A third attempt at this blogging business.
|I'm back home from my trip to Buffalo...looks like I've got a few prompts to catch up with if I'm gonna win this month's "30-Day Blogging Challenge" .
30DBC PROMPT (Friday): "Wardrobe malfunctions: How can this topic not be funny? From nip slips to unexpected wind gusts, share your best/worst wardrobe malfunctions or those you have witnessed."
I see it. You see it. If you have functioning eyes you can't get away from the tire fires some people try to pull off as "outfits". There truly are some unfortunate people out there who just don't realize how ridiculous they look once they leave their sanctified mirrors. And as much as I'd love to pile on that gross misjudgment of society, I can't...perhaps it's the self-deprecation gene in me that feels like I have to share more than you want (or care) to know.
Sharts. Don't look at me like you don't know what I'm talking about. That moment when you think you have to fart and can let it slip out easily, but you wind up shitting yourself. It's like life hating you, only a bazillion times worse.
See, it starts with the crazy ex, and it typically involves a long night of drinking draft beer in a lousy bar you stayed at for two hours longer than you hoped you'd be there, because crazy ex is super cute and fun sex. Only, if she gets too drunk, she starts reminding you that she's batshit cray-crazy, misses her husband in his coked-up glory, and starts beating you because you got a text from another female (while her phone is being blown up by random dudes). When sex isn't salvageable, and you have to work in the AM, you have an appearance to put on. Batshit doesn't wear well on middle management.

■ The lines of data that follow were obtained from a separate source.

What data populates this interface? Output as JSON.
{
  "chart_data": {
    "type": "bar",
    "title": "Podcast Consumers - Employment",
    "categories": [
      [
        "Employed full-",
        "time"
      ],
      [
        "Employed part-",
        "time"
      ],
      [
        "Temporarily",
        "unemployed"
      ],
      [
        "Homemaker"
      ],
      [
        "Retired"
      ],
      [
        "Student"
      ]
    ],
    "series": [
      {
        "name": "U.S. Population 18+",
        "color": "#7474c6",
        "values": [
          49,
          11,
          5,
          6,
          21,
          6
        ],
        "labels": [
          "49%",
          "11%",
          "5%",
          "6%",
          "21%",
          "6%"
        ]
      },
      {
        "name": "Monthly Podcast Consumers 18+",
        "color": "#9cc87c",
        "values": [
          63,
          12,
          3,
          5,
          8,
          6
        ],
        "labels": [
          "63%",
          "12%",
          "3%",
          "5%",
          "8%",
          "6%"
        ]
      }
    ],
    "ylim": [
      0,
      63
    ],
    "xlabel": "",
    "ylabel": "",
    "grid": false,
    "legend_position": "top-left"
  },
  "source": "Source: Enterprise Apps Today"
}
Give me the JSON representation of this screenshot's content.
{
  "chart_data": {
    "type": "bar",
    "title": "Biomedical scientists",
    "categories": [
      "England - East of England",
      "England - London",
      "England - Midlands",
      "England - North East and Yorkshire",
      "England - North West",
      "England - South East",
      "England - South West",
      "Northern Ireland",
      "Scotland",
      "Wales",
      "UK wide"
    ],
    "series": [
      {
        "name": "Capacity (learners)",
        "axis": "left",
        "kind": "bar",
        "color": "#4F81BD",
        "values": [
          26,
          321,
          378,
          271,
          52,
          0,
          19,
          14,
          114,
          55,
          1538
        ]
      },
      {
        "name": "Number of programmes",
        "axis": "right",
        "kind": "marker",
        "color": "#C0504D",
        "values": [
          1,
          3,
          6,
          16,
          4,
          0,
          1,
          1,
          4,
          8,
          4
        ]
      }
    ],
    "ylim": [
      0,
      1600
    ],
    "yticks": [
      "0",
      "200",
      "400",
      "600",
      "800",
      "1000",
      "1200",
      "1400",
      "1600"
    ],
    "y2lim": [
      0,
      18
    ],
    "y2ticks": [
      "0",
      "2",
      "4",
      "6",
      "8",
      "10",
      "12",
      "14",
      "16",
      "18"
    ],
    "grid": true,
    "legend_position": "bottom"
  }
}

So I'm at work, doing my managerial duties the morning after a long night of poor decisions. I feel the gas, and I'm prepared to gently let it exit my body...but it feels a lot warmer than usual. Yup, that was a beer poop. On the sales floor. Humiliation washed over me like the worst rain storm you've ever been caught in, multiplied by a ginormous panic attack.
Again, don't act like you've never been there.
Fortunately, my sister and youngest brother lived down the street from the store I was working at, and Bro Mike was the same waist size as me. Snuck my cell phone into the bathroom, called up Selfish Whore (pet name for kid sis), and was like "Can you, uhhh, bring me some boxers? I, uhhh, had an accident." What else do you say? I shit myself, please help?
She came through though, and I was able to continue the workday free of voided bowels. I'll genuinely take a nip slip or some "oopsie, maybe it was on purpose and maybe it wasn't" panty shot over the shart. There is no possible explaining-away of the shart. It's telltale, and you need to act fast lest it becomes your legacy...nobody wants to be that guy who shat himself! And if you've ever experienced this morning-after draft beer phenomenon, don't be shy about it. I'm with ya, brothers and sisters. Shit happens...to all of us. And if it hasn't yet, someday it will.